Number of Floors Detector¶
The Number of Floors Detector uses object detection for locating floors of a building in an image input.
In general, all modern object detectors can be said to consist of three main components:
A backbone network that extracts features from the given image at different scales,
A feature network that receives multiple levels of features from the backbone and returns a list of fused features that identify the dominant features of the image,
A class and box network that takes the fused features as input to predict the class and location of each object, respectively.

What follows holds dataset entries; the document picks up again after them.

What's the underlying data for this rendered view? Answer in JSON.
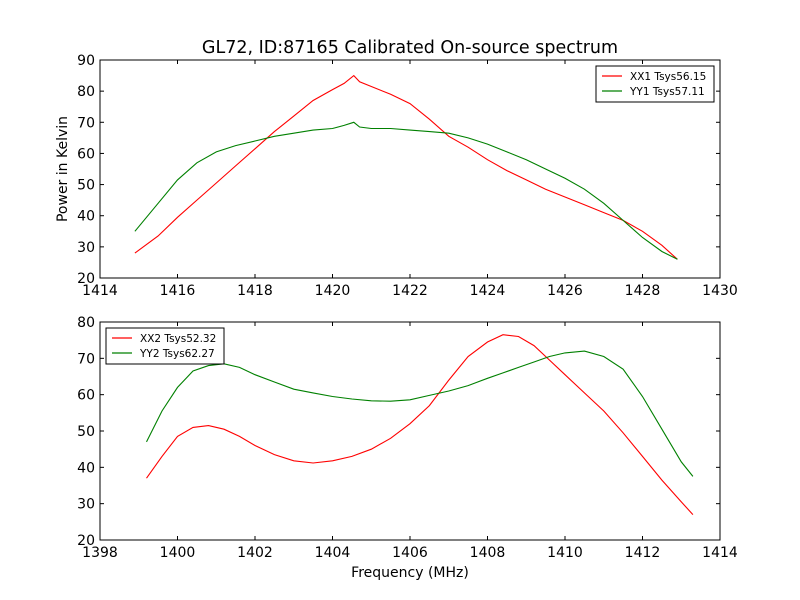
{
  "figure": {
    "title": "GL72, ID:87165 Calibrated On-source spectrum",
    "ylabel": "Power in Kelvin",
    "xlabel": "Frequency (MHz)"
  },
  "chart_data": [
    {
      "type": "line",
      "title": "GL72, ID:87165 Calibrated On-source spectrum",
      "xlabel": "",
      "ylabel": "Power in Kelvin",
      "xlim": [
        1414,
        1430
      ],
      "ylim": [
        20,
        90
      ],
      "xticks": [
        1414,
        1416,
        1418,
        1420,
        1422,
        1424,
        1426,
        1428,
        1430
      ],
      "yticks": [
        20,
        30,
        40,
        50,
        60,
        70,
        80,
        90
      ],
      "grid": false,
      "legend_position": "top-right",
      "series": [
        {
          "name": "XX1 Tsys56.15",
          "color": "#ff0000",
          "x": [
            1414.9,
            1415.5,
            1416.0,
            1416.5,
            1417.0,
            1417.5,
            1418.0,
            1418.5,
            1419.0,
            1419.5,
            1420.0,
            1420.3,
            1420.55,
            1420.7,
            1421.0,
            1421.5,
            1422.0,
            1422.5,
            1423.0,
            1423.5,
            1424.0,
            1424.5,
            1425.0,
            1425.5,
            1426.0,
            1426.5,
            1427.0,
            1427.5,
            1428.0,
            1428.5,
            1428.9
          ],
          "y": [
            28.0,
            33.5,
            39.5,
            45.0,
            50.5,
            56.0,
            61.5,
            67.0,
            72.0,
            77.0,
            80.5,
            82.5,
            85.0,
            83.0,
            81.5,
            79.0,
            76.0,
            71.0,
            65.5,
            62.0,
            58.0,
            54.5,
            51.5,
            48.5,
            46.0,
            43.5,
            41.0,
            38.5,
            35.0,
            30.5,
            26.0
          ]
        },
        {
          "name": "YY1 Tsys57.11",
          "color": "#008000",
          "x": [
            1414.9,
            1415.5,
            1416.0,
            1416.5,
            1417.0,
            1417.5,
            1418.0,
            1418.5,
            1419.0,
            1419.5,
            1420.0,
            1420.3,
            1420.55,
            1420.7,
            1421.0,
            1421.5,
            1422.0,
            1422.5,
            1423.0,
            1423.5,
            1424.0,
            1424.5,
            1425.0,
            1425.5,
            1426.0,
            1426.5,
            1427.0,
            1427.5,
            1428.0,
            1428.5,
            1428.9
          ],
          "y": [
            35.0,
            44.0,
            51.5,
            57.0,
            60.5,
            62.5,
            64.0,
            65.5,
            66.5,
            67.5,
            68.0,
            69.0,
            70.0,
            68.5,
            68.0,
            68.0,
            67.5,
            67.0,
            66.5,
            65.0,
            63.0,
            60.5,
            58.0,
            55.0,
            52.0,
            48.5,
            44.0,
            38.5,
            33.0,
            28.5,
            26.0
          ]
        }
      ]
    },
    {
      "type": "line",
      "title": "",
      "xlabel": "Frequency (MHz)",
      "ylabel": "",
      "xlim": [
        1398,
        1414
      ],
      "ylim": [
        20,
        80
      ],
      "xticks": [
        1398,
        1400,
        1402,
        1404,
        1406,
        1408,
        1410,
        1412,
        1414
      ],
      "yticks": [
        20,
        30,
        40,
        50,
        60,
        70,
        80
      ],
      "grid": false,
      "legend_position": "top-left",
      "series": [
        {
          "name": "XX2 Tsys52.32",
          "color": "#ff0000",
          "x": [
            1399.2,
            1399.6,
            1400.0,
            1400.4,
            1400.8,
            1401.2,
            1401.6,
            1402.0,
            1402.5,
            1403.0,
            1403.5,
            1404.0,
            1404.5,
            1405.0,
            1405.5,
            1406.0,
            1406.5,
            1407.0,
            1407.5,
            1408.0,
            1408.4,
            1408.8,
            1409.2,
            1409.6,
            1410.0,
            1410.5,
            1411.0,
            1411.5,
            1412.0,
            1412.5,
            1413.0,
            1413.3
          ],
          "y": [
            37.0,
            43.0,
            48.5,
            51.0,
            51.5,
            50.5,
            48.5,
            46.0,
            43.5,
            41.8,
            41.2,
            41.8,
            43.0,
            45.0,
            48.0,
            52.0,
            57.0,
            64.0,
            70.5,
            74.5,
            76.5,
            76.0,
            73.5,
            69.5,
            65.5,
            60.5,
            55.5,
            49.5,
            43.0,
            36.5,
            30.5,
            27.0
          ]
        },
        {
          "name": "YY2 Tsys62.27",
          "color": "#008000",
          "x": [
            1399.2,
            1399.6,
            1400.0,
            1400.4,
            1400.8,
            1401.2,
            1401.6,
            1402.0,
            1402.5,
            1403.0,
            1403.5,
            1404.0,
            1404.5,
            1405.0,
            1405.5,
            1406.0,
            1406.5,
            1407.0,
            1407.5,
            1408.0,
            1408.4,
            1408.8,
            1409.2,
            1409.6,
            1410.0,
            1410.5,
            1411.0,
            1411.5,
            1412.0,
            1412.5,
            1413.0,
            1413.3
          ],
          "y": [
            47.0,
            55.5,
            62.0,
            66.5,
            68.0,
            68.5,
            67.5,
            65.5,
            63.5,
            61.5,
            60.5,
            59.5,
            58.8,
            58.3,
            58.2,
            58.6,
            59.8,
            61.0,
            62.5,
            64.5,
            66.0,
            67.5,
            69.0,
            70.5,
            71.5,
            72.0,
            70.5,
            67.0,
            59.5,
            50.5,
            41.5,
            37.5
          ]
        }
      ]
    }
  ]
}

EfficientDet models use EfficientNets pretrained on ImageNet for their backbone network. For the feature network, EfficienDet models use a novel bidirectional feature pyramid network (BiFPN), which takes level 3 through 7 features from the backbone network and repeatedly fuses these features in top-down and bottom-up directions. Both BiFPN layers and class/box layers are repeated multiple times with the number of repetations depending on the compund coefficient of the architecture. Fig. 1.2.15 provides and overview of the described structure. For further details please see the seminal work by Tan, Pang, and Le.

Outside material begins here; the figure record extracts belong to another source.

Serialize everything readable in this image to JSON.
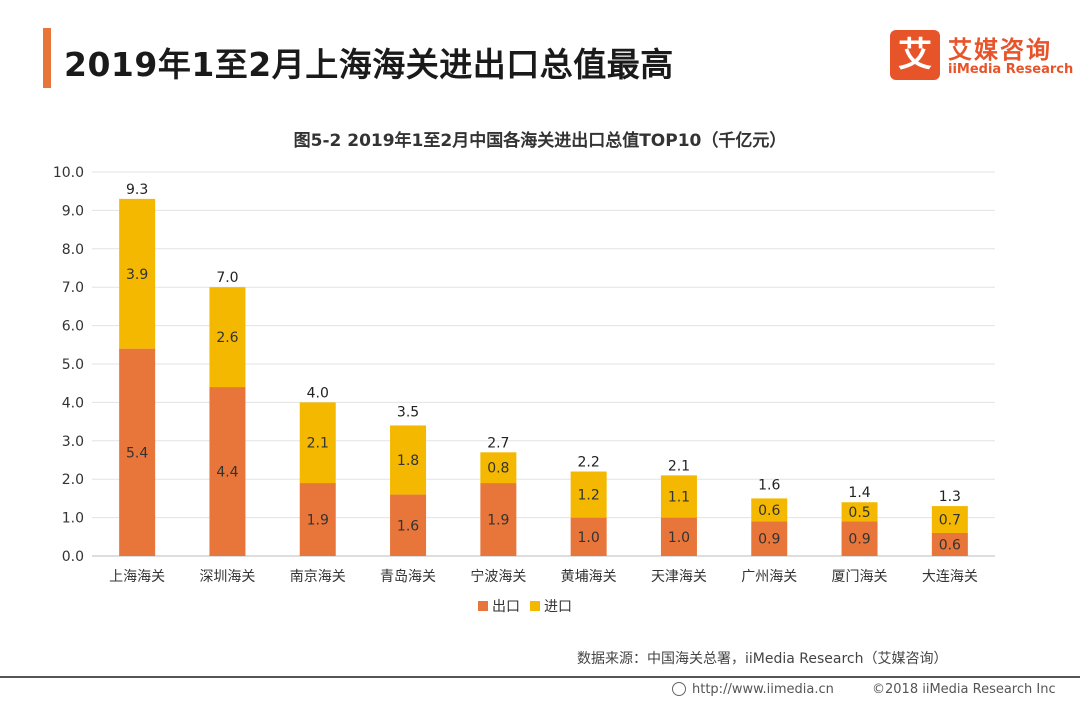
{
  "header": {
    "title": "2019年1至2月上海海关进出口总值最高",
    "logo_mark": "艾",
    "logo_cn": "艾媒咨询",
    "logo_en": "iiMedia Research"
  },
  "colors": {
    "accent": "#e8763a",
    "export": "#e8763a",
    "import": "#f5b800",
    "grid": "#e3e3e3"
  },
  "chart_data": {
    "type": "bar",
    "stacked": true,
    "title": "图5-2 2019年1至2月中国各海关进出口总值TOP10（千亿元）",
    "categories": [
      "上海海关",
      "深圳海关",
      "南京海关",
      "青岛海关",
      "宁波海关",
      "黄埔海关",
      "天津海关",
      "广州海关",
      "厦门海关",
      "大连海关"
    ],
    "series": [
      {
        "name": "出口",
        "color": "#e8763a",
        "values": [
          5.4,
          4.4,
          1.9,
          1.6,
          1.9,
          1.0,
          1.0,
          0.9,
          0.9,
          0.6
        ]
      },
      {
        "name": "进口",
        "color": "#f5b800",
        "values": [
          3.9,
          2.6,
          2.1,
          1.8,
          0.8,
          1.2,
          1.1,
          0.6,
          0.5,
          0.7
        ]
      }
    ],
    "totals": [
      9.3,
      7.0,
      4.0,
      3.5,
      2.7,
      2.2,
      2.1,
      1.6,
      1.4,
      1.3
    ],
    "yticks": [
      "0.0",
      "1.0",
      "2.0",
      "3.0",
      "4.0",
      "5.0",
      "6.0",
      "7.0",
      "8.0",
      "9.0",
      "10.0"
    ],
    "ylim": [
      0,
      10
    ],
    "grid": true,
    "legend_position": "bottom"
  },
  "footer": {
    "source": "数据来源：中国海关总署，iiMedia Research（艾媒咨询）",
    "url": "http://www.iimedia.cn",
    "copyright": "©2018 iiMedia Research Inc"
  }
}
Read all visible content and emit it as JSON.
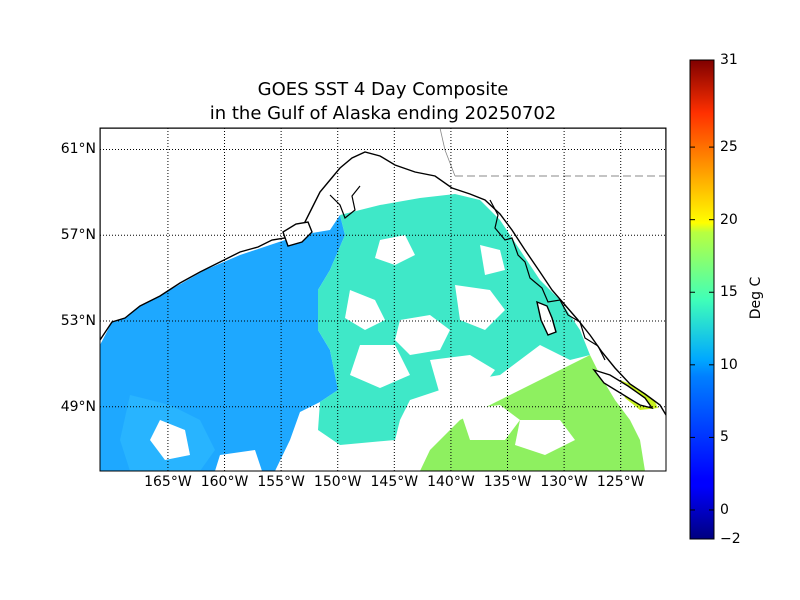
{
  "title": {
    "line1": "GOES SST 4 Day Composite",
    "line2": "in the Gulf of Alaska ending 20250702"
  },
  "map": {
    "lon_range": [
      -171,
      -121
    ],
    "lat_range": [
      46,
      62
    ],
    "lat_ticks": [
      {
        "value": 61,
        "label": "61°N"
      },
      {
        "value": 57,
        "label": "57°N"
      },
      {
        "value": 53,
        "label": "53°N"
      },
      {
        "value": 49,
        "label": "49°N"
      }
    ],
    "lon_ticks": [
      {
        "value": -165,
        "label": "165°W"
      },
      {
        "value": -160,
        "label": "160°W"
      },
      {
        "value": -155,
        "label": "155°W"
      },
      {
        "value": -150,
        "label": "150°W"
      },
      {
        "value": -145,
        "label": "145°W"
      },
      {
        "value": -140,
        "label": "140°W"
      },
      {
        "value": -135,
        "label": "135°W"
      },
      {
        "value": -130,
        "label": "130°W"
      },
      {
        "value": -125,
        "label": "125°W"
      }
    ],
    "grid": true,
    "colors": {
      "land": "#ffffff",
      "coast": "#000000",
      "cold_sst": "#1ea8ff",
      "mid_sst": "#3fe8c8",
      "warm_sst": "#8ef060"
    }
  },
  "colorbar": {
    "min": -2,
    "max": 31,
    "ticks": [
      {
        "value": 31,
        "label": "31"
      },
      {
        "value": 25,
        "label": "25"
      },
      {
        "value": 20,
        "label": "20"
      },
      {
        "value": 15,
        "label": "15"
      },
      {
        "value": 10,
        "label": "10"
      },
      {
        "value": 5,
        "label": "5"
      },
      {
        "value": 0,
        "label": "0"
      },
      {
        "value": -2,
        "label": "−2"
      }
    ],
    "label": "Deg C"
  }
}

Remarkable performance gains can be attained in image classification by jointly scaling up all dimensions of neural network width, depth, and input resolution, as noted in the study by Tan and Le. Inspired by this work, EfficienDet utilizes a new compound scaling method for object detection that jointly increases all dimensions of the backbone network, BiFPN, class/box network, and input image resolution, using a simple compound coefficient, φ. A total of 8 compounding levels are defined for EffcienDet, i.e., φ = 0 to 7, with EfficientDet-D0 being the simplest and EfficientDet-D7 being the most complex of the network architectures.

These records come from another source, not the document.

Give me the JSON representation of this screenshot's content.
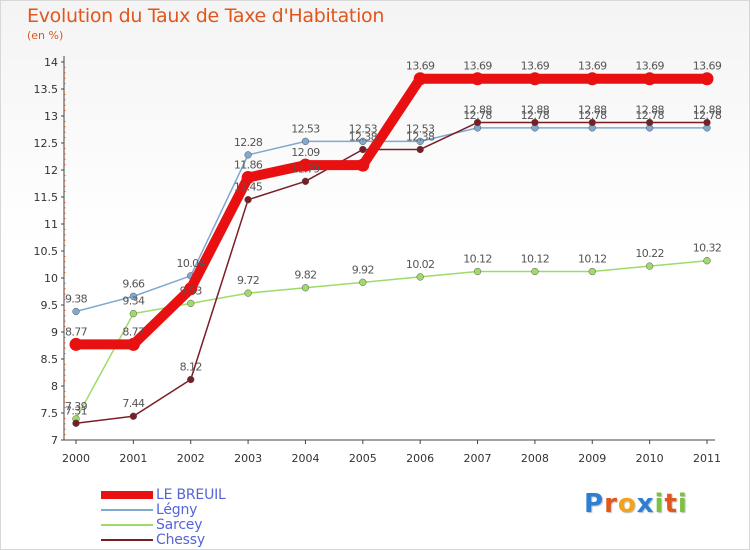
{
  "chart_data": {
    "type": "line",
    "title": "Evolution du Taux de Taxe d'Habitation",
    "subtitle": "(en %)",
    "x": [
      "2000",
      "2001",
      "2002",
      "2003",
      "2004",
      "2005",
      "2006",
      "2007",
      "2008",
      "2009",
      "2010",
      "2011"
    ],
    "ylim": [
      7,
      14
    ],
    "yticks": [
      "7",
      "7.5",
      "8",
      "8.5",
      "9",
      "9.5",
      "10",
      "10.5",
      "11",
      "11.5",
      "12",
      "12.5",
      "13",
      "13.5",
      "14"
    ],
    "grid": false,
    "legend_position": "bottom-left",
    "series": [
      {
        "name": "LE BREUIL",
        "color": "#e81010",
        "emphasis": true,
        "values": [
          8.77,
          8.77,
          9.8,
          11.86,
          12.09,
          12.09,
          13.69,
          13.69,
          13.69,
          13.69,
          13.69,
          13.69
        ],
        "labels": [
          "8.77",
          "8.77",
          "",
          "11.86",
          "12.09",
          "",
          "13.69",
          "13.69",
          "13.69",
          "13.69",
          "13.69",
          "13.69"
        ]
      },
      {
        "name": "Légny",
        "color": "#7fa9cf",
        "values": [
          9.38,
          9.66,
          10.04,
          12.28,
          12.53,
          12.53,
          12.53,
          12.78,
          12.78,
          12.78,
          12.78,
          12.78
        ],
        "labels": [
          "9.38",
          "9.66",
          "10.04",
          "12.28",
          "12.53",
          "12.53",
          "12.53",
          "12.78",
          "12.78",
          "12.78",
          "12.78",
          "12.78"
        ]
      },
      {
        "name": "Sarcey",
        "color": "#9fdb6a",
        "values": [
          7.39,
          9.34,
          9.53,
          9.72,
          9.82,
          9.92,
          10.02,
          10.12,
          10.12,
          10.12,
          10.22,
          10.32
        ],
        "labels": [
          "7.39",
          "9.34",
          "9.53",
          "9.72",
          "9.82",
          "9.92",
          "10.02",
          "10.12",
          "10.12",
          "10.12",
          "10.22",
          "10.32"
        ]
      },
      {
        "name": "Chessy",
        "color": "#7a1e26",
        "values": [
          7.31,
          7.44,
          8.12,
          11.45,
          11.79,
          12.38,
          12.38,
          12.88,
          12.88,
          12.88,
          12.88,
          12.88
        ],
        "labels": [
          "7.31",
          "7.44",
          "8.12",
          "11.45",
          "11.79",
          "12.38",
          "12.38",
          "12.88",
          "12.88",
          "12.88",
          "12.88",
          "12.88"
        ]
      }
    ]
  },
  "legend": {
    "items": [
      {
        "label": "LE BREUIL",
        "color": "#e81010"
      },
      {
        "label": "Légny",
        "color": "#7fa9cf"
      },
      {
        "label": "Sarcey",
        "color": "#9fdb6a"
      },
      {
        "label": "Chessy",
        "color": "#7a1e26"
      }
    ]
  },
  "brand": {
    "letters": [
      "P",
      "r",
      "o",
      "x",
      "i",
      "t",
      "i"
    ],
    "colors": [
      "#2e7fd3",
      "#e0561c",
      "#f2a31b",
      "#2e7fd3",
      "#7cc242",
      "#e0561c",
      "#7cc242"
    ]
  }
}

As shown in Fig. 1.2.16, at the time this work was published, EfficientDet object detection algorithms attained the state-of-the-art performance on the COCO dataset. Also suggested in Figure 3 is the more complex the network architecture is, the higher the detection performance will be. From a practical standpoint, however, architecture selection will depend on the availability of computational resources. For example, to train a model on an architecture with a compound coefficient higher than 4, a GPU with a memory of more than 11 GB will almost always be required.